Tuesday, November 27, 2007

Millerbabble

OK the food carts are one thing. But there is a lot more!

Toronto is in the midst of another year with a comparatively high murder rate, and it's got the mayor (David Miller) babbling again. He appears too frequently on my TV screen demanding, as he usually does in dodging any responsibility for conditions in the city, that the United States stop exporting guns to Canada.

I cannot figure out what he means by this. When I leave Canada, no Canadian officials inspect what I am carrying - in fact I can drive through border crossings and not be inspected by any official of the country I am departing. I find when I drive back into Canada that no US official bothers with me. So who is letting the guns into Canada? Perhaps he should demand that Canada stop importing guns!

This rhetorical device is an old one for Miller - shift any possible responsibility elsewhere! Shifting it to the US is much more effective in Toronto than addressing the complications of stopping the traffic in guns. Once long ago Miller promised to solve the gun killing problem with community programs, but that topic has vanished, likely with his total mismanagement of the city budget.

Miller was even more shameless on the night of his re-election:

As Andrew Coyne wrote last year:

No sooner had David Miller been re-elected mayor of Toronto last month than he began to beg for money: publicly, openly, unashamedly. During the campaign, the mayor had been the fount of munificence, for all the world as if the promises he was making were to be funded out of his own personal wealth.

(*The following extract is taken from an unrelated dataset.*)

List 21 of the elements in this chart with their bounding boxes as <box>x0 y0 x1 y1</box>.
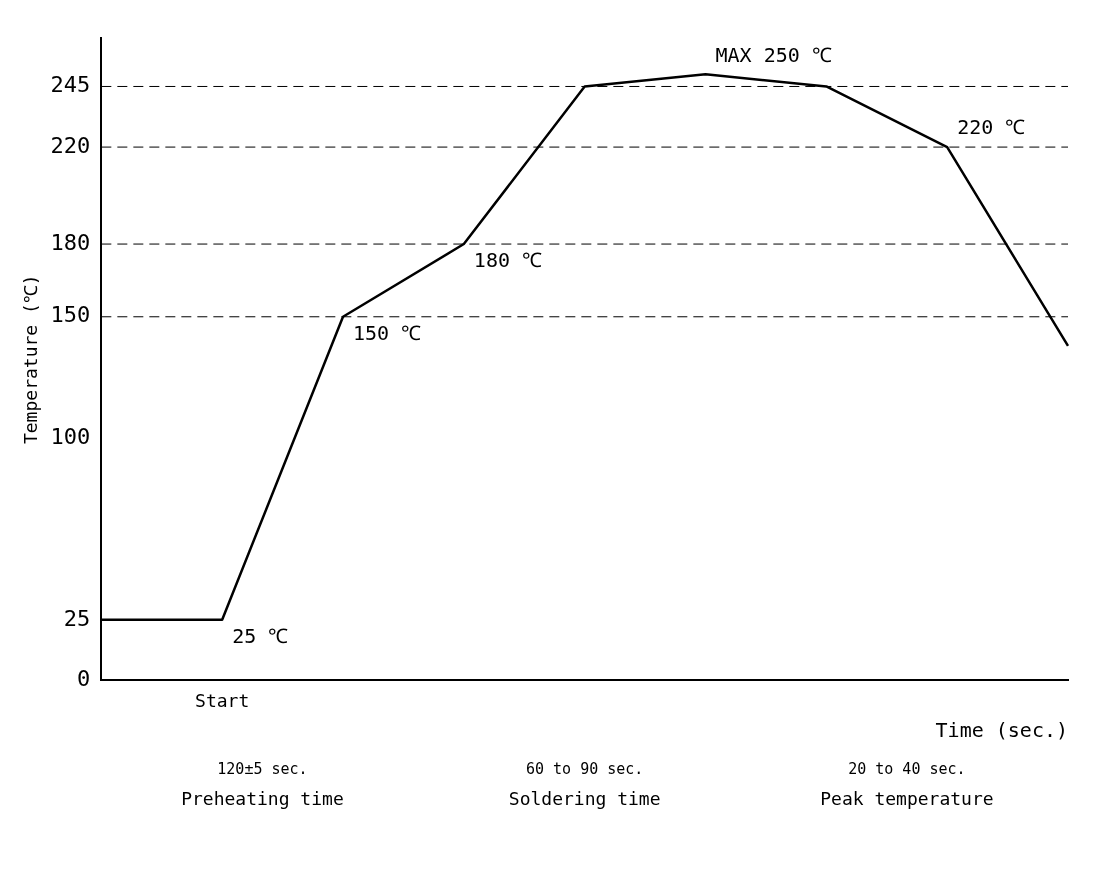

But now the election was over; time for the begging to start. “Tonight,” he told his electors, “you have given me a strong mandate to tell the Premier and the Prime Minister that Toronto deserves a one-cent share of sales tax revenue, and we will not take ‘No’ for an answer.” It’s not clear why the mayor needed a “mandate” to do this, but what comes through loud and clear is the sense of entitlement: Toronto deserves, not taking ‘no’ for an answer etc.

Somehow in his own mind the mayor had transformed what in most contexts is considered shameful, even craven behaviour -- begging -- into a point of pride, an assertion of the city’s self-worth. He was not asking for money, out of charity, you understand: he was demanding it, as of right. He wasn’t doing so on his account, but because Torontonians had given him a mandate. And it wasn’t for him, to bail him out of the cost of his own promises. It was for “Toronto.”

I don’t mean to single out the mayor. His own evident shamelessness on this score only reflects the larger culture in which he is immersed.


So Miller's budget problems are really someone else's fault. As ever - he is never accountable for anything.

I was surprised to realize how old a story this is - here is Royson James in 2004:

Ah, now we get it. Waterfront czar Robert Fung is to blame for the stalled waterfront revitalization. Replace the investment banker with Mayor David Miller and our waterfront problems are over.

That's the tale Miller spun at a news conference Wednesday, unveiling the city's take on what "governance structure" is needed to fix the lakefront blight. Asked what he would have accomplished in the past year, had he, and not Fung, been chair of the Toronto Waterfront Revitalization Corporation, he said:

"We would have seen significantly more progress on a number of initiatives. ... And we would have seen shovels in the ground."


In the end Miller is right - somebody else is to blame - us voters in Toronto. I will try to absolve myself slightly - I did not vote for him twice.